We have various definitions to classify the threat level posed by any security issue, but importantly for the community at large, we also have a definition of what is not a security issue:
  • requires invocation of specific code, which may be valid but is obviously malicious
  • requires invocation of functions with specific arguments, which may be valid but are obviously malicious
  • requires specific actions to be performed on the server, which are not commonly performed, or are not commonly permissible for the user (uid) executing PHP
  • requires privileges superior to that of the user (uid) executing PHP
  • requires the use of debugging facilities - ex. xdebug, var_dump
  • requires the use of settings not recommended for production - ex. error reporting to output
  • requires the use of non-standard environment variables - ex. USE_ZEND_ALLOC
  • requires the use of non-standard builds - ex. obscure embedded platform, not commonly used compiler
  • requires the use of code or settings known to be insecure
Any issue that falls under any of the above categories, even though it may have security implications for you personally, is not treated as a security issue. It may be fixed as a normal bug, but that fix will not be included in a security fix only release.
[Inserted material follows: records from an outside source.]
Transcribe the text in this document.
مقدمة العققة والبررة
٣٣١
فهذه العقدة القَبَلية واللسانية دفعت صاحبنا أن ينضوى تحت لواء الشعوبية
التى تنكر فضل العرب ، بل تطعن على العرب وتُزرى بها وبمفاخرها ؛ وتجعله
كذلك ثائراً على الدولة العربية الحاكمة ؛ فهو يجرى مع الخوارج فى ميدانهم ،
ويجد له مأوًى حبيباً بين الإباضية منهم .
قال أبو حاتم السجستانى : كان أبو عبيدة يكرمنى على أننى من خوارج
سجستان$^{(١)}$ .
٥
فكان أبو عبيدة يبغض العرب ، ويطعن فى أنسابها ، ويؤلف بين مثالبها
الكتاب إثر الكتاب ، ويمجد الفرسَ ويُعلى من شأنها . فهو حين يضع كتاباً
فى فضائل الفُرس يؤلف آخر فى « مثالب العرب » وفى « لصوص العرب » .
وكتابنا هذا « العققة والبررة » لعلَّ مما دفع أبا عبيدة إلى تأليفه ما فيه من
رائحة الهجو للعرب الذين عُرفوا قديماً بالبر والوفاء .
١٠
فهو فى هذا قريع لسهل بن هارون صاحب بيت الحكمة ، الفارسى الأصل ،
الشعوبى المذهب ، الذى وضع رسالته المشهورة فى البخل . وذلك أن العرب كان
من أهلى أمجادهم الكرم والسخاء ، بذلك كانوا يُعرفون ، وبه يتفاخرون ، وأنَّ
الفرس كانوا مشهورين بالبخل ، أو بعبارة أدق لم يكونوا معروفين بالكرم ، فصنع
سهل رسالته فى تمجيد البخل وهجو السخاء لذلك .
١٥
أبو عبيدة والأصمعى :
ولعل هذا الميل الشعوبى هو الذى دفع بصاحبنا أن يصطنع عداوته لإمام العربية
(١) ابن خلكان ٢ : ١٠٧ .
In addition, any security issue classified as having a low threat level will not necessarily be included in a security fix only release. The lowest level of threat is defined thus:
This issue allows theoretical compromise of security, but practical attack is usually impossible or extremely hard due to common practices or limitations that are virtually always present or imposed.
This also includes problems with configuration, documentation, and other non-code parts of the PHP project that may mislead users, or cause them to make their system, or their code less secure.
Issues that can trigger unauthorised actions that do not seem to be useful for any practical attack can also be categorised as low severity.
Security issues, that are present only in unstable branches, belong to this category, too. Any branch that has no stable release, is per se not intended for the production use.
Aside from those bugs which may or may not be a security issue, there is a variety of bugs that are definitely not a security issue, but may cause your project serious harm, or present serious problems for your package - No fix is forthcoming for these, the vast majority of bugs, while the release is in security fix only cycle.

What should I target ?

Targeting a security fix only release of PHP for new projects doesn't make any sense: When a release is in security fix only cycle you should be concentrating on getting old projects upgraded, and a year is plenty of time to do that. In the case of PHP 5.6, we extended the security cycle to two years. If you are reading this and thinking a year isn't long enough to do that, then there is something wrong with the way you deploy or support projects or packages: It has to be long enough, running a version of PHP without active support is dangerous for your business, reputation, and soul.

New projects or packages should obviously target an actively developed version of PHP. At the time of writing both 7.1 and 7.2 are being actively developed (there will always be two versions in active development). Whether you choose to use 7.1 or 7.2 depends on your project or package, perhaps you'd like to use some new features, and not have to worry about security cycle for nearly two years and so can reasonably target 7.2. Perhaps you have reasons to stick with 7.1, and are prepared to deal with security cycle before the year is out.

The bottom line is this: New projects or packages must target an actively developed, fully supported version of PHP.